Great Pumpkin “Hang”

Last weekend I got away to central New Hampshire for another NEHHA hammock hang. We were over in a cove at the end of 5 miles of dirt road, tucked down at the base of Mount Cardigan, on 270 acres of private land.


This is a view up to the northwest over the back side of what is known as Firescrew.  In the earlier part of the last century there was a huge forest fire in the region, and the top of this particular mountain produced a “firescrew” hundreds of feet tall where the winds swirled coming over the ridge. The forest has regenerated and re-grown to the point that it has already been lumbered over at least one since then. Our hostess’s property runs up along that first ridge going up Firescrew, and then much further up this ridge [behind where the picture was taken] and then off to the right a good ways. 270 acres is a sizable bit of property. We were camping in a hemlock grove quite far down this hillside, about on the left-hand edge where you can see that there’s a stream valley before it rises back up to ridges on Firescrew.


We had about 35 hammocks scattered through 4 or 5 acres of the grove on both sides of a “singing” stream that tumbled along a deep-cut bedrock course just below us that provided incredible background music to fall asleep to.

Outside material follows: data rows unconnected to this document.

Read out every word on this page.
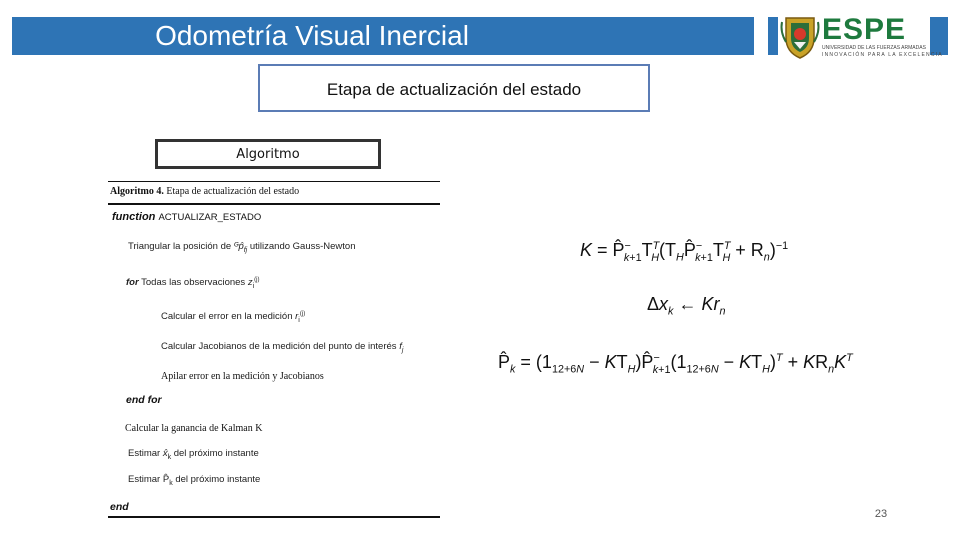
Odometría Visual Inercial	ESPE
UNIVERSIDAD DE LAS FUERZAS ARMADAS
INNOVACIÓN PARA LA EXCELENCIA
Etapa de actualización del estado
Algoritmo
Algoritmo 4. Etapa de actualización del estado
function ACTUALIZAR_ESTADO
Triangular la posición de $ᴳp̂_{fj}$ utilizando Gauss-Newton
for Todas las observaciones $z_i^{(j)}$
Calcular el error en la medición $r_i^{(j)}$
Calcular Jacobianos de la medición del punto de interés $f_j$
Apilar error en la medición y Jacobianos
end for
Calcular la ganancia de Kalman K
Estimar $x̂_k$ del próximo instante
Estimar $P̂_k$ del próximo instante
end
$K = P̂^-_{k+1}T^T_H(T_HP̂^-_{k+1}T^T_H + R_n)^{-1}$
$\Delta x_k$ ← $Kr_n$
$P̂_k = (1_{12+6N}$ − $KT_H)P̂^-_{k+1}(1_{12+6N} - KT_H)^T + KR_nK^T$
23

In the second photo, my AMOK Draumr is the green tarp on the right just past my friend Chazz’s “SuperTarp”… You can see why it would be called that.

It was down to 23°F when I got up Saturday morning. However, I had slept completely warm and toasty, and in perfect comfort in the Draumr. The difference between the experience on the ground, even in a tent, is extraordinary. My only problem was my inflatable pad blew out one of the seams between the baffles while I was setting up Friday afternoon. It was sort of like having two loaves of French bread stuffed down one side of the pad. Then around 4 AM, I heard a “Fwupht” and the adjoining seam blew out. This had me rolled over to the left hand edge pretty badly, but I was still able to fall back asleep until around 6:30.

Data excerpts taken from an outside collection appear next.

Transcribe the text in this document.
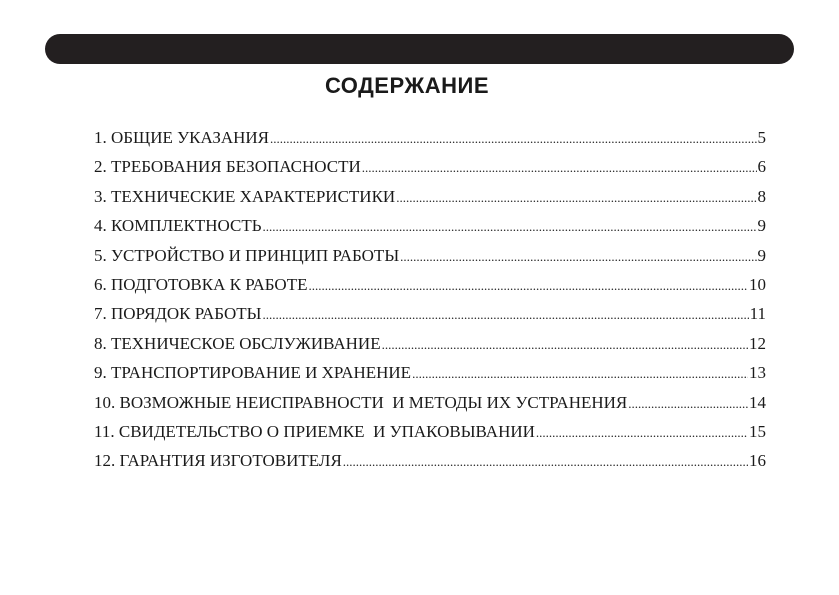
СОДЕРЖАНИЕ
1. ОБЩИЕ УКАЗАНИЯ .....	5
2. ТРЕБОВАНИЯ БЕЗОПАСНОСТИ .....	6
3. ТЕХНИЧЕСКИЕ ХАРАКТЕРИСТИКИ .....	8
4. КОМПЛЕКТНОСТЬ .....	9
5. УСТРОЙСТВО И ПРИНЦИП РАБОТЫ .....	9
6. ПОДГОТОВКА К РАБОТЕ .....	10
7. ПОРЯДОК РАБОТЫ .....	11
8. ТЕХНИЧЕСКОЕ ОБСЛУЖИВАНИЕ .....	12
9. ТРАНСПОРТИРОВАНИЕ И ХРАНЕНИЕ .....	13
10. ВОЗМОЖНЫЕ НЕИСПРАВНОСТИ  И МЕТОДЫ ИХ УСТРАНЕНИЯ .....	14
11. СВИДЕТЕЛЬСТВО О ПРИЕМКЕ  И УПАКОВЫВАНИИ .....	15
12. ГАРАНТИЯ ИЗГОТОВИТЕЛЯ .....	16
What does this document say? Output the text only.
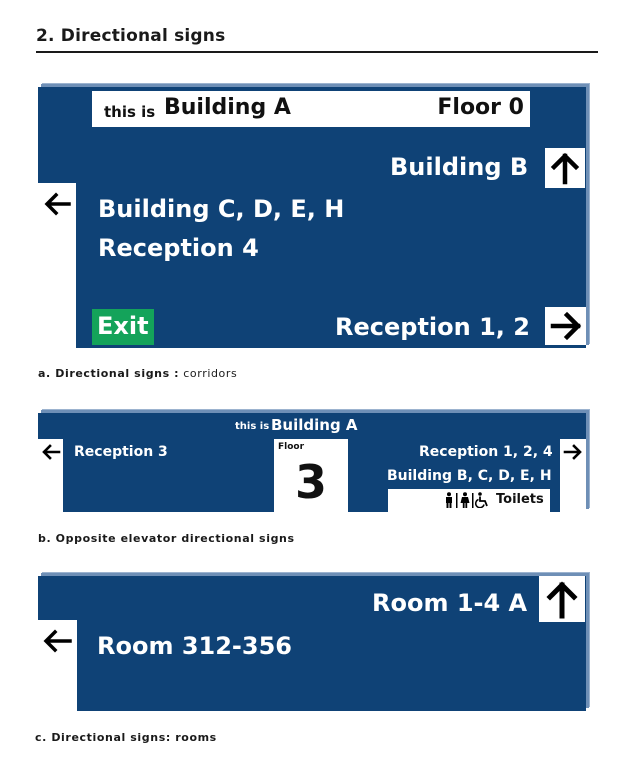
2. Directional signs
this is Building A	Floor 0
Building B
Building C, D, E, H
Reception 4
Exit	Reception 1, 2
a. Directional signs : corridors
this is Building A
Reception 3	Floor
3
Reception 1, 2, 4
Building B, C, D, E, H
Toilets
b. Opposite elevator directional signs
Room 1-4 A
Room 312-356
c. Directional signs: rooms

Typically of me, I didn’t actually end up taking that many pictures because I was having too much fun. Quite a few of this crowd are very accomplished backcountry chefs, and food just kept rolling off the fires, the stoves and grills, and the Dutch ovens. I had brought along the chain saw just in case, and I logged quite a bit of standing deadwood to assure that we left our hostess with more wood than we used. This ended up being a good idea, since we needed a four-inch bed of coals just for the 35 packages of chicken breasts with brussels sprouts, potatoes, onions, carrots, and bacon the one of the guys “casually” through together. And bacon… Did I mention that one of the other folks brought 16 pounds of smoked bacon? A-yuh.

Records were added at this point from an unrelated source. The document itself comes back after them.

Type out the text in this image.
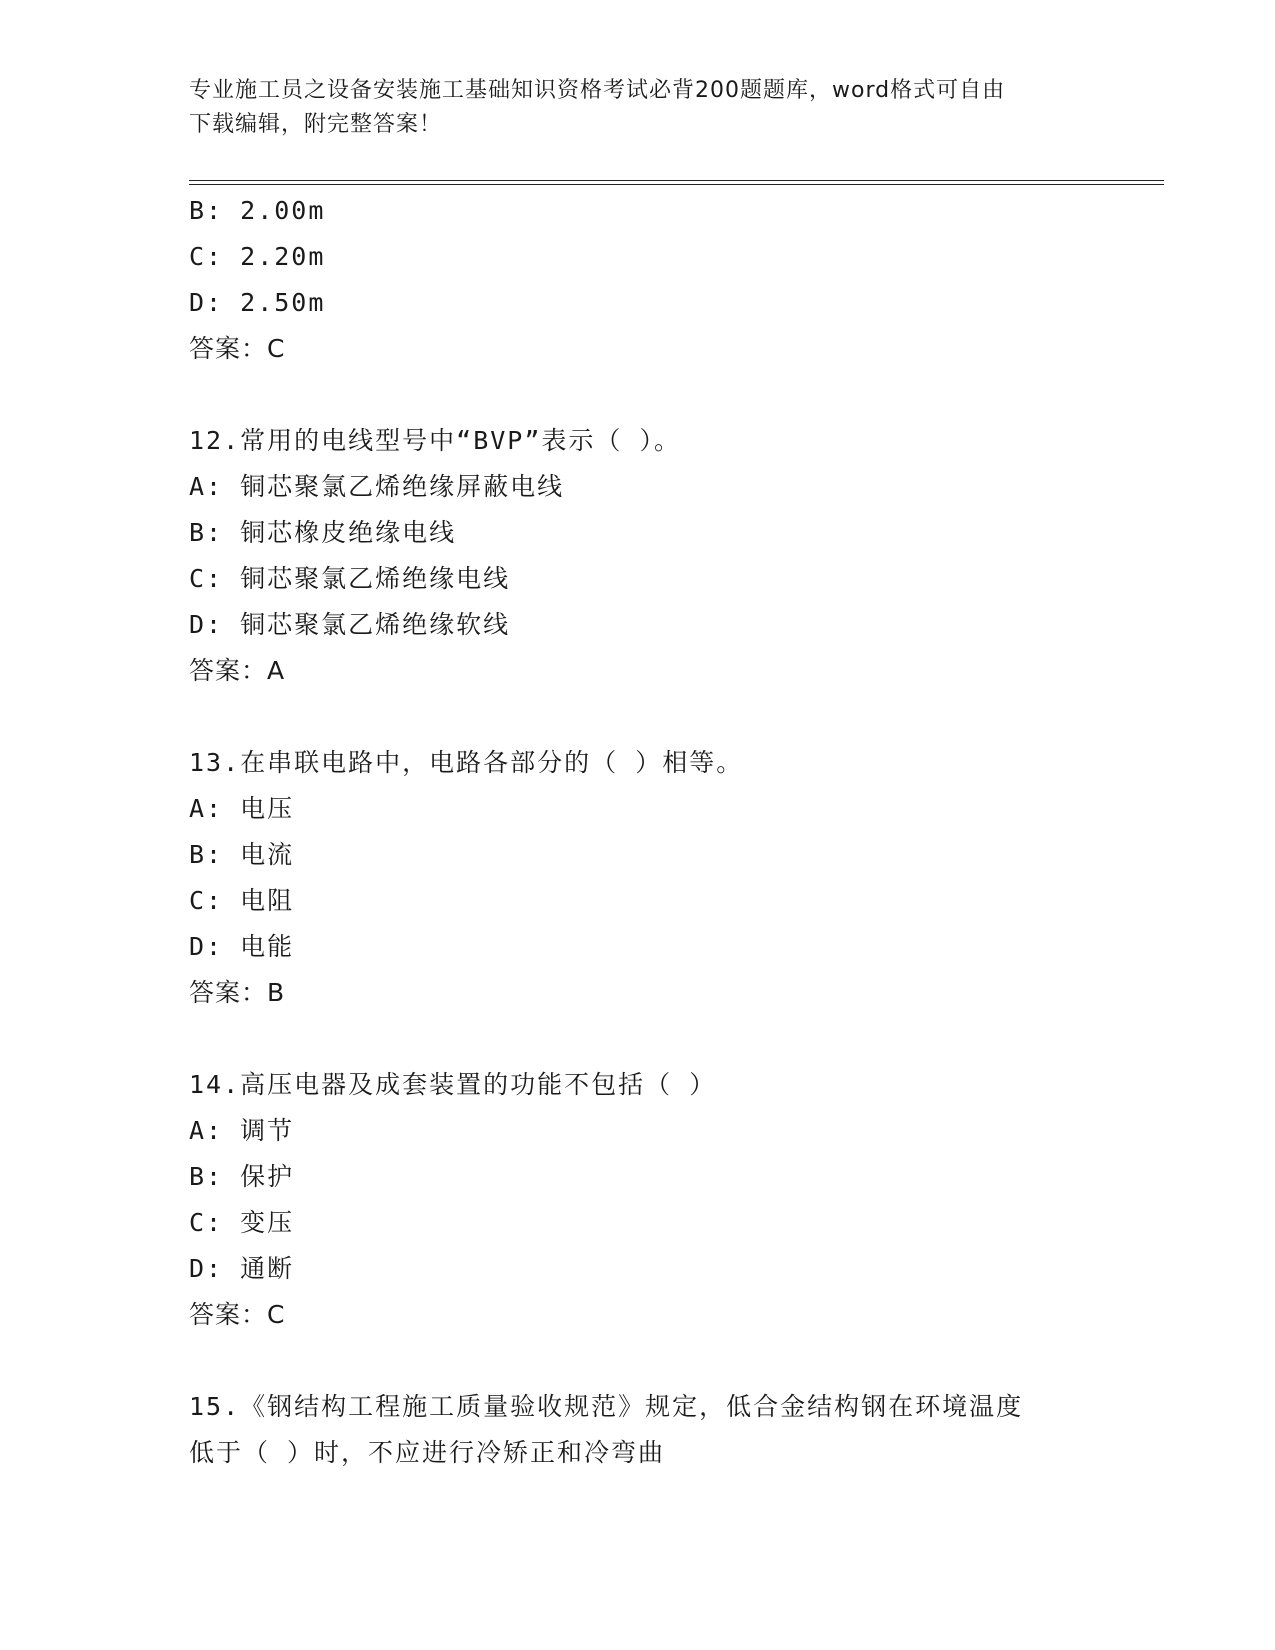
专业施工员之设备安装施工基础知识资格考试必背200题题库，word格式可自由
下载编辑，附完整答案！
B: 2.00m
C: 2.20m
D: 2.50m
答案：C
12.常用的电线型号中“BVP”表示（ ）。
A: 铜芯聚氯乙烯绝缘屏蔽电线
B: 铜芯橡皮绝缘电线
C: 铜芯聚氯乙烯绝缘电线
D: 铜芯聚氯乙烯绝缘软线
答案：A
13.在串联电路中，电路各部分的（ ）相等。
A: 电压
B: 电流
C: 电阻
D: 电能
答案：B
14.高压电器及成套装置的功能不包括（ ）
A: 调节
B: 保护
C: 变压
D: 通断
答案：C
15.《钢结构工程施工质量验收规范》规定，低合金结构钢在环境温度
低于（ ）时，不应进行冷矫正和冷弯曲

This is the second time that I have hung with these people, and I’m even more convinced now than I was before that this is something I will want to continue to participate in. I turn 66 years old next Friday, so I know my limits, and I won’t be planning on anymore events before spring. It is simply too cold for my blood after this point.  However, come April, I’ll be back “hanging” with these people… Just for the food.


2 thoughts on “Great Pumpkin “Hang”

  1. Even though I’m comfortable in my hammock, I just don’t sleep well. I can’t explain it. I’ll keep trying, maybe I’ll get used to it.

  2. Couple of questions:
    Are you sleeping at a diagonal and have the hammock hung at about 30° at the ends?
    Do you have a fixed ridgeline to control your sag or “droop?
    Do you use a pad or under-quilt to prevent “cold-butt-syndrome”?

    Also, let me know what hammock you are using…. mebbe I can hint you up to comfort.

    Thanks for following and all your comments.